10.10.201.0/25     *[Static/5] 01:04:04
                    > to 172.18.10.6 via ge-0/0/7.0

Best Answer

The two routes you are summarising have different destination addresses.

eg:

route 10.10.201.0/25 next-hop 172.18.10.6;
route 10.10.201.128/25 next-hop 172.18.10.10;

after your change, the entire /24 is pointing to 172.18.10.6

The security policy is not blocking the traffic - the fact that you see an entry in the flow table shows that it is being permitted.

What you are seeing in the session table is that the return traffic is not coming back for whatever reason.

Without knowing your topology it's a bit hard to know why, but I would suggest that 10.212.200.1 has a route back to 10.10.201.3 via the router with 172.16.10.10 as an interface.
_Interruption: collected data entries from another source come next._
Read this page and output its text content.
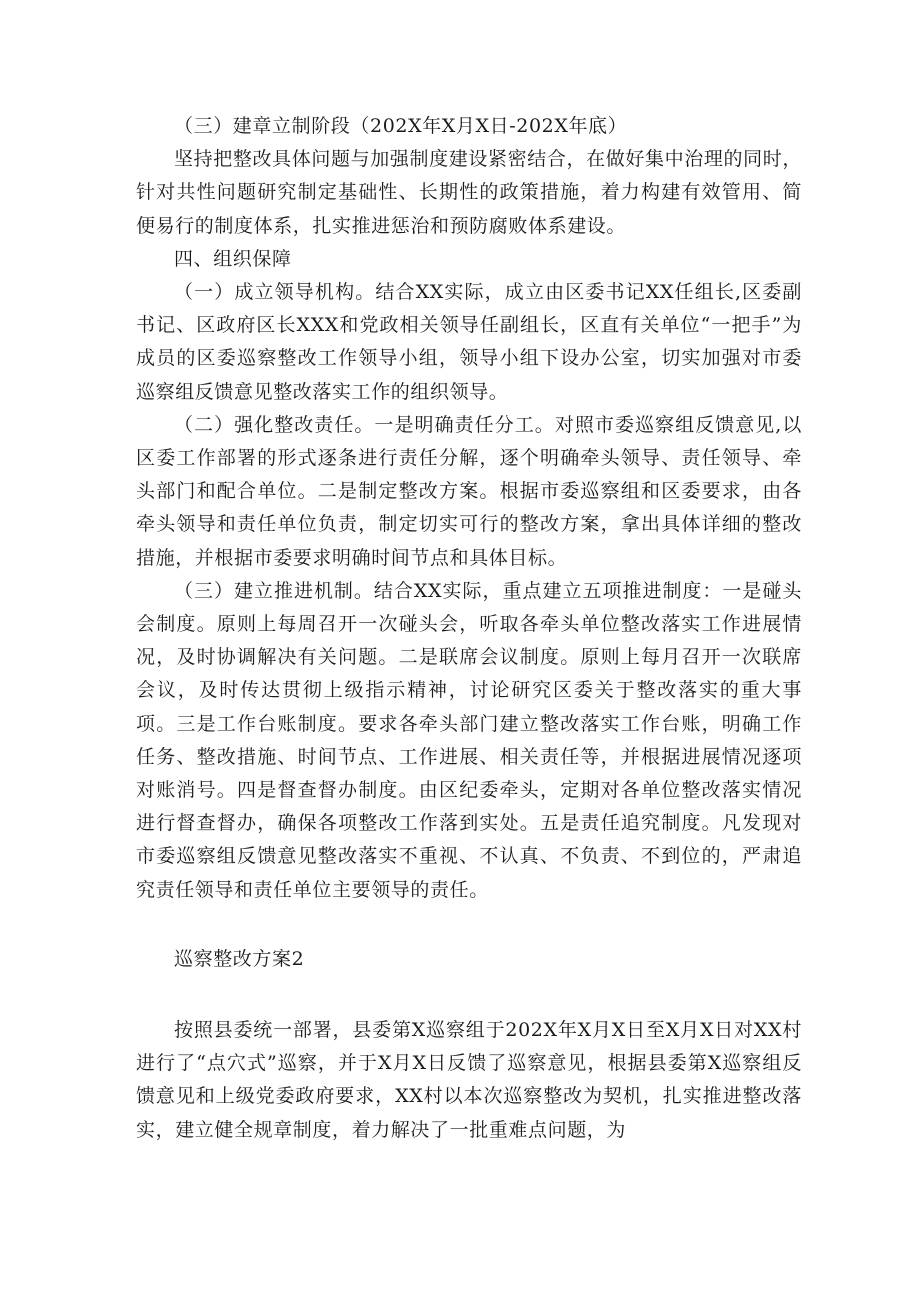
（三）建章立制阶段（202X年X月X日-202X年底）

坚持把整改具体问题与加强制度建设紧密结合，在做好集中治理的同时，针对共性问题研究制定基础性、长期性的政策措施，着力构建有效管用、简便易行的制度体系，扎实推进惩治和预防腐败体系建设。

四、组织保障

（一）成立领导机构。结合XX实际，成立由区委书记XX任组长,区委副书记、区政府区长XXX和党政相关领导任副组长，区直有关单位“一把手”为成员的区委巡察整改工作领导小组，领导小组下设办公室，切实加强对市委巡察组反馈意见整改落实工作的组织领导。

（二）强化整改责任。一是明确责任分工。对照市委巡察组反馈意见,以区委工作部署的形式逐条进行责任分解，逐个明确牵头领导、责任领导、牵头部门和配合单位。二是制定整改方案。根据市委巡察组和区委要求，由各牵头领导和责任单位负责，制定切实可行的整改方案，拿出具体详细的整改措施，并根据市委要求明确时间节点和具体目标。

（三）建立推进机制。结合XX实际，重点建立五项推进制度：一是碰头会制度。原则上每周召开一次碰头会，听取各牵头单位整改落实工作进展情况，及时协调解决有关问题。二是联席会议制度。原则上每月召开一次联席会议，及时传达贯彻上级指示精神，讨论研究区委关于整改落实的重大事项。三是工作台账制度。要求各牵头部门建立整改落实工作台账，明确工作任务、整改措施、时间节点、工作进展、相关责任等，并根据进展情况逐项对账消号。四是督查督办制度。由区纪委牵头，定期对各单位整改落实情况进行督查督办，确保各项整改工作落到实处。五是责任追究制度。凡发现对市委巡察组反馈意见整改落实不重视、不认真、不负责、不到位的，严肃追究责任领导和责任单位主要领导的责任。

巡察整改方案2

按照县委统一部署，县委第X巡察组于202X年X月X日至X月X日对XX村进行了“点穴式”巡察，并于X月X日反馈了巡察意见，根据县委第X巡察组反馈意见和上级党委政府要求，XX村以本次巡察整改为契机，扎实推进整改落实，建立健全规章制度，着力解决了一批重难点问题，为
After you make your change, it is possible you create asymmetric routing (the return traffic comes back on a different interface) and the SRX just drops it.

Actually looking at your routing output, I think the problem is that you are leaking routes between routing-instances (most likely via a policy that specifically matches on the /25), and when you put the /24 in, it removes that entry from all your routing-instances. This may explain the other issues you have when you apply this route.

Can you please attach the output of show configuration routing-options and show configuration policy-options? This should confirm the presence of route-leaking.